For a litigation-grade trademark registration we often start with a knockout search. If the mark is a reasonable candidate for registration, budget approximately $955-$1,600. The process takes about a year and once granted, budget around $100 per year to keep a federal trademark in-force with renewals. No attorney can ethically guarantee a trademark will grant. The examination process at the U.S. Patent & Trademark Office (USPTO) is adversarial and even when approved by the trademark examining attorney, every mark must be published for opposition for one month wherein private parties can oppose the registration of a trademark.
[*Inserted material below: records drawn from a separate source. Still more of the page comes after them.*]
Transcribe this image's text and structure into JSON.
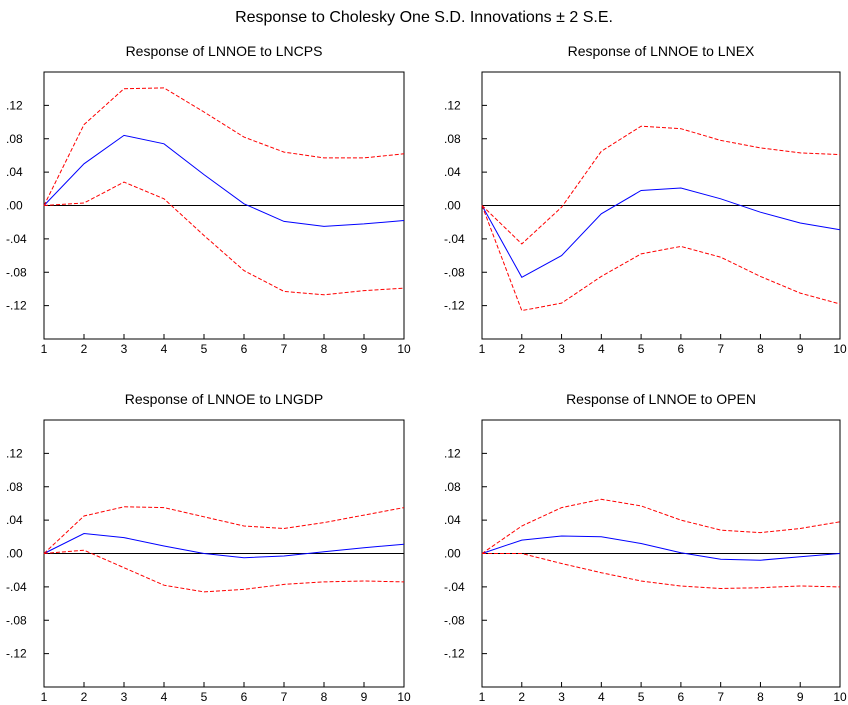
{
  "title": "Response to Cholesky One S.D. Innovations ± 2 S.E.",
  "colors": {
    "response": "#0000ff",
    "band": "#ff0000",
    "zero_line": "#000000"
  },
  "chart_data": [
    {
      "type": "line",
      "title": "Response of LNNOE to LNCPS",
      "x": [
        1,
        2,
        3,
        4,
        5,
        6,
        7,
        8,
        9,
        10
      ],
      "ylim": [
        -0.16,
        0.16
      ],
      "yticks": [
        ".12",
        ".08",
        ".04",
        ".00",
        "-.04",
        "-.08",
        "-.12"
      ],
      "grid": false,
      "series": [
        {
          "role": "response",
          "style": "solid",
          "values": [
            0.0,
            0.05,
            0.084,
            0.074,
            0.037,
            0.002,
            -0.019,
            -0.025,
            -0.022,
            -0.018
          ]
        },
        {
          "role": "upper",
          "style": "dashed",
          "values": [
            0.0,
            0.097,
            0.14,
            0.141,
            0.112,
            0.082,
            0.064,
            0.057,
            0.057,
            0.062
          ]
        },
        {
          "role": "lower",
          "style": "dashed",
          "values": [
            0.0,
            0.003,
            0.028,
            0.008,
            -0.036,
            -0.078,
            -0.103,
            -0.107,
            -0.102,
            -0.099
          ]
        }
      ]
    },
    {
      "type": "line",
      "title": "Response of LNNOE to LNEX",
      "x": [
        1,
        2,
        3,
        4,
        5,
        6,
        7,
        8,
        9,
        10
      ],
      "ylim": [
        -0.16,
        0.16
      ],
      "yticks": [
        ".12",
        ".08",
        ".04",
        ".00",
        "-.04",
        "-.08",
        "-.12"
      ],
      "grid": false,
      "series": [
        {
          "role": "response",
          "style": "solid",
          "values": [
            0.0,
            -0.086,
            -0.06,
            -0.01,
            0.018,
            0.021,
            0.008,
            -0.008,
            -0.021,
            -0.029
          ]
        },
        {
          "role": "upper",
          "style": "dashed",
          "values": [
            0.0,
            -0.046,
            -0.002,
            0.065,
            0.095,
            0.092,
            0.078,
            0.069,
            0.063,
            0.061
          ]
        },
        {
          "role": "lower",
          "style": "dashed",
          "values": [
            0.0,
            -0.126,
            -0.117,
            -0.085,
            -0.058,
            -0.049,
            -0.062,
            -0.085,
            -0.105,
            -0.118
          ]
        }
      ]
    },
    {
      "type": "line",
      "title": "Response of LNNOE to LNGDP",
      "x": [
        1,
        2,
        3,
        4,
        5,
        6,
        7,
        8,
        9,
        10
      ],
      "ylim": [
        -0.16,
        0.16
      ],
      "yticks": [
        ".12",
        ".08",
        ".04",
        ".00",
        "-.04",
        "-.08",
        "-.12"
      ],
      "grid": false,
      "series": [
        {
          "role": "response",
          "style": "solid",
          "values": [
            0.0,
            0.024,
            0.019,
            0.009,
            0.0,
            -0.005,
            -0.003,
            0.002,
            0.007,
            0.011
          ]
        },
        {
          "role": "upper",
          "style": "dashed",
          "values": [
            0.0,
            0.045,
            0.056,
            0.055,
            0.044,
            0.033,
            0.03,
            0.037,
            0.046,
            0.055
          ]
        },
        {
          "role": "lower",
          "style": "dashed",
          "values": [
            0.0,
            0.004,
            -0.017,
            -0.038,
            -0.046,
            -0.043,
            -0.037,
            -0.034,
            -0.033,
            -0.034
          ]
        }
      ]
    },
    {
      "type": "line",
      "title": "Response of LNNOE to OPEN",
      "x": [
        1,
        2,
        3,
        4,
        5,
        6,
        7,
        8,
        9,
        10
      ],
      "ylim": [
        -0.16,
        0.16
      ],
      "yticks": [
        ".12",
        ".08",
        ".04",
        ".00",
        "-.04",
        "-.08",
        "-.12"
      ],
      "grid": false,
      "series": [
        {
          "role": "response",
          "style": "solid",
          "values": [
            0.0,
            0.016,
            0.021,
            0.02,
            0.012,
            0.001,
            -0.007,
            -0.008,
            -0.004,
            0.0
          ]
        },
        {
          "role": "upper",
          "style": "dashed",
          "values": [
            0.0,
            0.033,
            0.055,
            0.065,
            0.057,
            0.04,
            0.028,
            0.025,
            0.03,
            0.038
          ]
        },
        {
          "role": "lower",
          "style": "dashed",
          "values": [
            0.0,
            0.0,
            -0.012,
            -0.023,
            -0.033,
            -0.039,
            -0.042,
            -0.041,
            -0.039,
            -0.04
          ]
        }
      ]
    }
  ]
}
While it is possible to trademark a last name/surname, you cannot secure a federal registration on the principle register for a trademark that is primarily merely a surname. You can secure a trademark registration for a surname that has acquired distinctiveness or a surname that is not primarily merely a surname. In addition, you can register a trademark that is primarily merely a surname on the supplemental register.
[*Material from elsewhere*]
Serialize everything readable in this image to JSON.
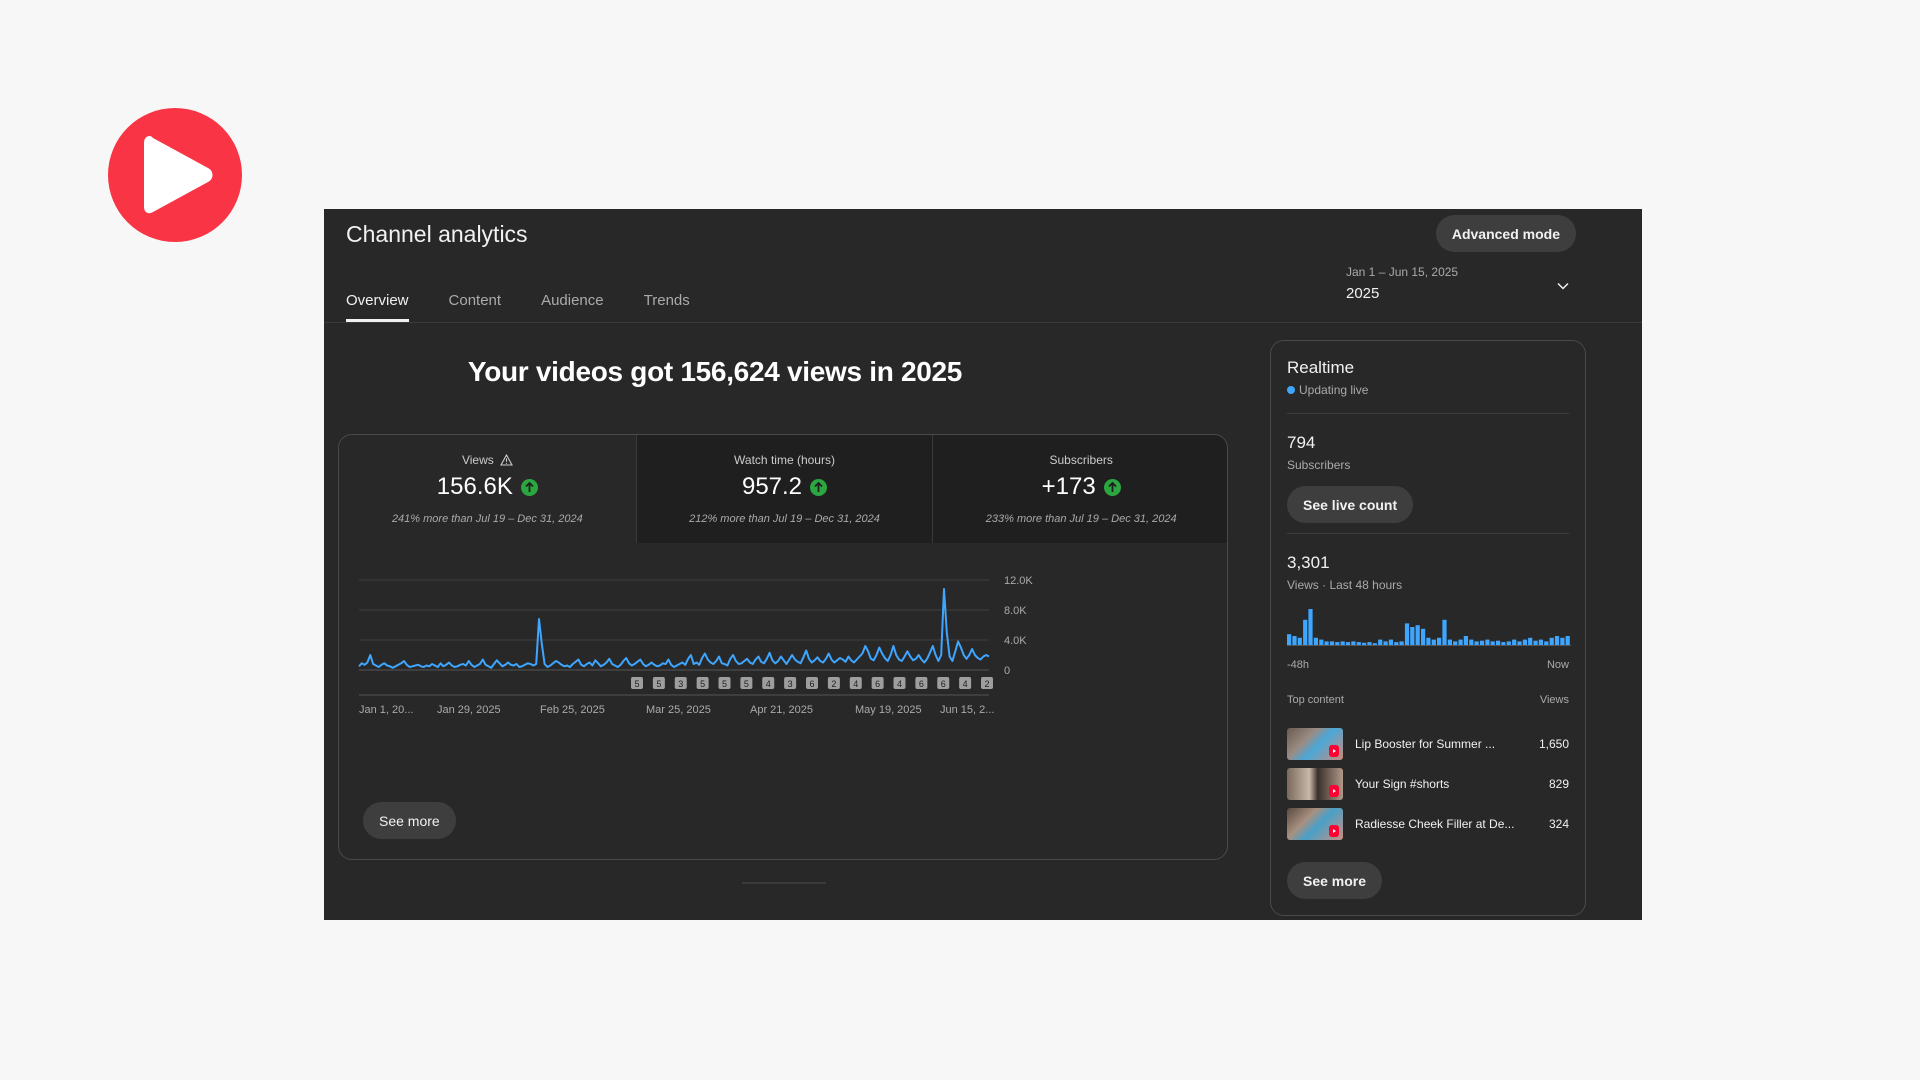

A trademark office action is a formal communication from the U.S. Patent and Trademark Office. The office action identifies the legal status of your trademark application. The office action will also identify any issues with your application and designate the period in which you must reply to office action to prevent your application from going abandoned.
You may require assistance from an experienced trademark attorney to overcome the issues identified in the office action. In the last 20 years, Smith & Hopen has helped trademark owners overcome every possible reason for refusal. Contact us today for a free consultation.
The difference between a service mark and a trademark is a matter of semantics. A service mark is a trademark. However, the term “service mark” is used to refer to trademarks for services. The term “trademark” is often used in a broader sense to describe marks used in connection with goods and/or services.
Regardless of whether you are offering goods or services in connection with your trademark, the experienced attorneys of Smith & Hopen can advise you on all things trademark. Contact us for additional information or a free consultation.
A trademark is any distinctive words, designs, logos, and slogans used to identify the origin of a good or service. In some cases, even a particular color, sound, and scent can be trademarked if a certain degree of consumer recognition has been achieved. A trademark is sometimes referred to as a “brand name.”
A trademark can be registered with the U.S. Patent and Trademark Office to secure nationwide trademark rights. These nationwide trademark rights prevent others from offering for sale similar goods or services under a similar trademark. Trademark rights, however, will not prevent others from offering for sale similar good or services under a clearly dissimilar trademark. You should consult an experienced trademark attorney to determine if your trademark is available for registration with the U.S. Patent and Trademark Office.
You can trademark your first name. The main purpose of a trademark is to identify a source of goods and/or services. Should you choose, you can use your first name to identify the source of your goods or services.
However, your trademark application could still be denied if it is confusingly similar to a preexisting trademark application or registration. You should consult with a trademark attorney to determine whether your name is available for trademark registration.
Yes, you can trademark a color, but it is challenging and you must prove it has acquired secondary meaning. It cannot be “functional” with respect to the product (e.g., bright orange traffic cones). Some examples include brown for UPS trucks, pink fiberglass for Owens Corning insulation and orange scissor handles.